This complete the expanding of the CEMD class for forecasting purposes, so we can go ahead with implementing an EMD-based indicator.

Indicator EMD.mq5

For demonstration purposes, the indicator will directly work with quotes; however, this approach is not exactly suitable for absolute real trading. Forecasting a price series using extrapolation suggests, at least, a news filter to eliminate strong external influences on the forecasting horizon. For shorter timeframes, night flat is probably the first choice. Besides, we can recommend longer timeframes as less sensitive to noise, or balanced synthetic baskets of several instruments.

Let us define the inputs of the indicator:

  input int Length = 300;  // Length (bars, > 5)
  input int Offset = 0;    // Offset (0..P bars)
  input int Forecast = 0;  // Forecast (0..N bars)
  input int Reconstruction = 0; // Reconstruction (0..M IMFs)

Parameters Offset and Length set the offset and the number of bars for the series to be analyzed. To facilitate the analysis of forecasts on history, parameter Offset is also presented in the interface by a dashed vertical line you can drag with the mouse within the chart and recompute the forecast interactively (note that computations may take considerable amount of time depending on the series length and shape and on the processor performance).

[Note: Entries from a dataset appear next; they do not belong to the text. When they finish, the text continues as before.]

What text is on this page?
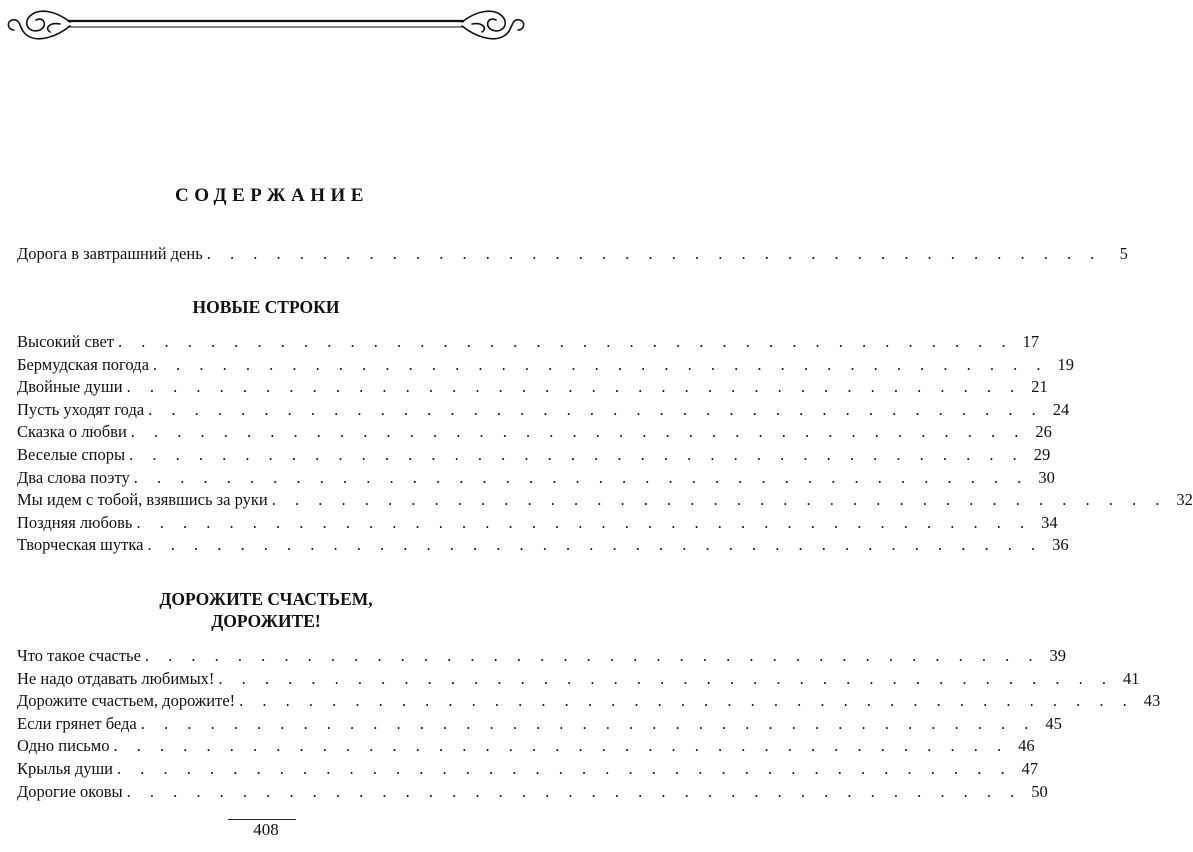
СОДЕРЖАНИЕ
Дорога в завтрашний день . . . . . . . . . . . . . . . . . . . . . . . . . . . . . . . . . . . . . . .	5
НОВЫЕ СТРОКИ
Высокий свет . . . . . . . . . . . . . . . . . . . . . . . . . . . . . . . . . . . . . . . 17
Бермудская погода . . . . . . . . . . . . . . . . . . . . . . . . . . . . . . . . . . . . . . . 19
Двойные души . . . . . . . . . . . . . . . . . . . . . . . . . . . . . . . . . . . . . . . 21
Пусть уходят года . . . . . . . . . . . . . . . . . . . . . . . . . . . . . . . . . . . . . . . 24
Сказка о любви . . . . . . . . . . . . . . . . . . . . . . . . . . . . . . . . . . . . . . . 26
Веселые споры . . . . . . . . . . . . . . . . . . . . . . . . . . . . . . . . . . . . . . . 29
Два слова поэту . . . . . . . . . . . . . . . . . . . . . . . . . . . . . . . . . . . . . . . 30
Мы идем с тобой, взявшись за руки . . . . . . . . . . . . . . . . . . . . . . . . . . . . . . . . . . . . . . . 32
Поздняя любовь . . . . . . . . . . . . . . . . . . . . . . . . . . . . . . . . . . . . . . . 34
Творческая шутка . . . . . . . . . . . . . . . . . . . . . . . . . . . . . . . . . . . . . . . 36
ДОРОЖИТЕ СЧАСТЬЕМ,
ДОРОЖИТЕ!
Что такое счастье . . . . . . . . . . . . . . . . . . . . . . . . . . . . . . . . . . . . . . . 39
Не надо отдавать любимых! . . . . . . . . . . . . . . . . . . . . . . . . . . . . . . . . . . . . . . . 41
Дорожите счастьем, дорожите! . . . . . . . . . . . . . . . . . . . . . . . . . . . . . . . . . . . . . . . 43
Если грянет беда . . . . . . . . . . . . . . . . . . . . . . . . . . . . . . . . . . . . . . . 45
Одно письмо . . . . . . . . . . . . . . . . . . . . . . . . . . . . . . . . . . . . . . . 46
Крылья души . . . . . . . . . . . . . . . . . . . . . . . . . . . . . . . . . . . . . . . 47
Дорогие оковы . . . . . . . . . . . . . . . . . . . . . . . . . . . . . . . . . . . . . . . 50
408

Parameter Forecast — number of bars to be forecasted. For rigorous algorithm EMD.mqh, it is not recommended to take a value exceeding 5-10. Larger values are allowed for the simplified algorithm EMDloose.mqh.

Parameter Reconstruction defines the number of the IMF functions that can be omitted in reconstructing the time series, so that other ones will form the forecast. If 0 is specified here, the reconstruction will completely coincide with the initial series, and forecasting is impossible (basically, it is equal to the constant — the last price value and, therefore, is meaningless). If it is set to 1, the reconstruction will get smoothed due to omitting the smallest oscillations; if 2, then two highest harmonics will be omitted, etc. If we enter a number equalling to the number of the IMF functions found, the reconstruction will coincide with the remainder ("trend"). In all those cases, the smoothed series has a forecast (its own for each combination of the number of IMFs). If a number exceeding the number of IMFs is set, then the reconstruction and forecast are undeterminate. Recommended value for this parameter is 2.

The lesser the value of Reconstruction is, the more movable and close to the initial series the reconstruction will be (it's like a short-period MA), but the forecast will be very volatile. The higher this value is, the smoother and more stable the reconstruction and forecast will be (like a longer-period MA).

In the OnInit handler, we will set the offset of buffers according to the forecasting depth.

  int OnInit()
  {
    IndicatorSetString(INDICATOR_SHORTNAME, "EMD (" + (string)Length + ")");
    for(int i = 0; i < BUF_NUM; i++)
    {
      PlotIndexSetInteger(i, PLOT_DRAW_TYPE, DRAW_LINE);
      PlotIndexSetInteger(i, PLOT_SHIFT, Forecast);
    }
    return INIT_SUCCEEDED;
  }

Indicator is computed on open prices in the bar-by-bar mode. Here are the key points of the OnCalculate handler.

We are defining the local variables and setting the indexing of the Open and Time used as the timer series.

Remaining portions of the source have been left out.